La Déclaration précise clairement que chaque Membre a le droit de déterminer ce qui constitue une situation d'urgence nationale ou d'autres circonstances d'extrême urgence, et que les crises dans le domaine de la santé publique, y compris celles qui sont liées au VIH/SIDA, à la tuberculose, au paludisme et à d'autres épidémies, peuvent répondre à ce critère.

La Déclaration mentionne aussi l'“épuisement” des droits de propriété intellectuelle et donc le droit d'un Membre d'autoriser des importations parallèles (pour les explications, voir la note d'information).

L'Accord sur les ADPIC dispose que les pratiques des gouvernements Membres dans ce domaine ne peuvent pas être contestées dans le cadre du système de règlement des différends de l'OMC. La Déclaration indique clairement que les dispositions de l'Accord sur les ADPIC concernant l'épuisement des droits laissent effectivement à chaque Membre la liberté d'établir son propre régime sans contestation – sous réserve des dispositions de l'Accord qui interdisent la discrimination sur la base de la nationalité d'une personne.

  

Suivi dans les pays   haut de page

Les Membres de l'OMC ont clarifié la flexibilité prévue dans l'Accord sur les ADPIC et leur droit d'y recourir pleinement, mais les choses ne s'arrêtent pas là. C'est le droit interne d'un pays qui a directement force exécutoire dans ce pays. Par conséquent, la Déclaration ne supprime pas la nécessité pour chaque pays de prendre les mesures nécessaires sur le plan national pour recourir à cette flexibilité en cas de besoin s'il veut faire en sorte que les médicaments soient disponibles à des prix abordables.

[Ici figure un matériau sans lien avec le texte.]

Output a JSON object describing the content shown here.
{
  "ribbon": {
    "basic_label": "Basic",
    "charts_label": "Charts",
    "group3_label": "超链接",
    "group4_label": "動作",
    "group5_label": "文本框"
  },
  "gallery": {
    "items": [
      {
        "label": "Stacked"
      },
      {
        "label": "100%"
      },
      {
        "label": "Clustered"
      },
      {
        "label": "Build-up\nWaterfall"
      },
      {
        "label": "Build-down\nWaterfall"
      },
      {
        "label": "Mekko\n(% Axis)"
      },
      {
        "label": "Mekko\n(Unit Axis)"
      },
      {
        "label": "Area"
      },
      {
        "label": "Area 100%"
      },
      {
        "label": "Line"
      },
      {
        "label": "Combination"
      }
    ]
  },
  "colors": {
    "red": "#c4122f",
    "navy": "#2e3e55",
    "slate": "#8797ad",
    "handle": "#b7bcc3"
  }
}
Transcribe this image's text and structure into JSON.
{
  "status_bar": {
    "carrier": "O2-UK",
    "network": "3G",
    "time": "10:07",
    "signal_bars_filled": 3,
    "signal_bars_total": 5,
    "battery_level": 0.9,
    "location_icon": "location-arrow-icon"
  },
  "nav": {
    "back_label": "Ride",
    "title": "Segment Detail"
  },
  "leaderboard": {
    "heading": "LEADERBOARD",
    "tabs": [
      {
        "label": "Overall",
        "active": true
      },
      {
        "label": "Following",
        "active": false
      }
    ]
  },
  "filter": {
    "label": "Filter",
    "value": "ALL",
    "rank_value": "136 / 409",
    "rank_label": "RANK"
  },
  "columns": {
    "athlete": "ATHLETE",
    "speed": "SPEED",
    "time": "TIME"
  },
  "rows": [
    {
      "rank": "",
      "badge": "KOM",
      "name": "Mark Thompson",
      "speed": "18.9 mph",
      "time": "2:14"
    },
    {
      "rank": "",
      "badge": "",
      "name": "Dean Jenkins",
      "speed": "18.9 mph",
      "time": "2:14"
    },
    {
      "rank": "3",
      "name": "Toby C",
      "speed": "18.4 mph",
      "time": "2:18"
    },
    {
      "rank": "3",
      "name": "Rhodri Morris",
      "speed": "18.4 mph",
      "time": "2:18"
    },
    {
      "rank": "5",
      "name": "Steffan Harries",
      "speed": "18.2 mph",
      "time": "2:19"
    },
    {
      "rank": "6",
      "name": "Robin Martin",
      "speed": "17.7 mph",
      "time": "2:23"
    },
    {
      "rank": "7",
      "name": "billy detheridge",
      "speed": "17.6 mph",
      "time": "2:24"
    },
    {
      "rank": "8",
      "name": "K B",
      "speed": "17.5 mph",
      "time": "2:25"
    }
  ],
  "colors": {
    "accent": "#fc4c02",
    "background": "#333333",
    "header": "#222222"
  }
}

Pour les pays les moins avancés Membres de l'OMC, la Déclaration précise que ces pays ne sont pas tenus, jusqu'en 2016, de protéger les droits liés aux brevets et aux renseignements non divulgués pour ce qui est des produits pharmaceutiques. En ce qui concerne ces droits, la période de transition dont bénéficient ces pays pour l'application des dispositions de l'Accord sur les ADPIC est dont prolongée de dix ans..

  

Mandat de Doha   haut de page

AAu cours des travaux concernant la Déclaration, il s'est posé la question des pays ayant des capacités de fabrication limitées et de la manière dont ces pays pourraient utiliser effectivement les licences obligatoires.

Il n'y a pas désaccord sur le fait que les Membres peuvent délivrer des licences obligatoires pour l'importation ainsi que pour la production intérieure. Ce qui a suscité des préoccupations, c'était le point de savoir si les médicaments génériques fabriqués dans d'autres pays seraient disponibles à l'importation, en particulier au regard de la disposition de l'article 31 f) de l'Accord sur les ADPIC.

Cette disposition précise que toute licence obligatoire accordée à des producteurs de médicaments génériques dans ces autres pays sera utilisée “principalement pour l'approvisionnement du marché intérieur du Membre” qui délivre la licence obligatoire.

Cette préoccupation peut être d'autant plus vive que des pays ayant un important secteur de médicaments génériques, comme l'Inde, sont tenus d'assurer la protection des brevets pour les produits pharmaceutiques à partir de 2005. À cet égard, la Déclaration reconnaît le problème et donne pour instruction au Conseil des ADPIC d'y trouver rapidement solution et de faire rapport sur ce sujet avant la fin de 2002. (Les Membres ne sont pas parvenus à un consensus à cette date limite. Dans la préparation de la Conférence ministérielle de Cancún, on s'efforce actuellement de sortir de l'impasse.)

Pour en savoir plus sur le Programme de Doha pour le développement, cliquez ici; pour plus de détails sur les travaux du Conseil des ADPIC, cliquez ici.

  

Importance de la protection de la propriété intellectuelle   haut de page

Tout en mettant l'accent sur le champ d'action que l'Accord sur les ADPIC ménage aux gouvernements pour prendre des mesures afin de promouvoir l'accès aux médicaments, la Déclaration reconnaît aussi l'importance de la protection de la propriété intellectuelle pour le développement de nouveaux médicaments. Elle réaffirme aussi les engagements des Membres de l'OMC au titre de l'Accord sur les ADPIC.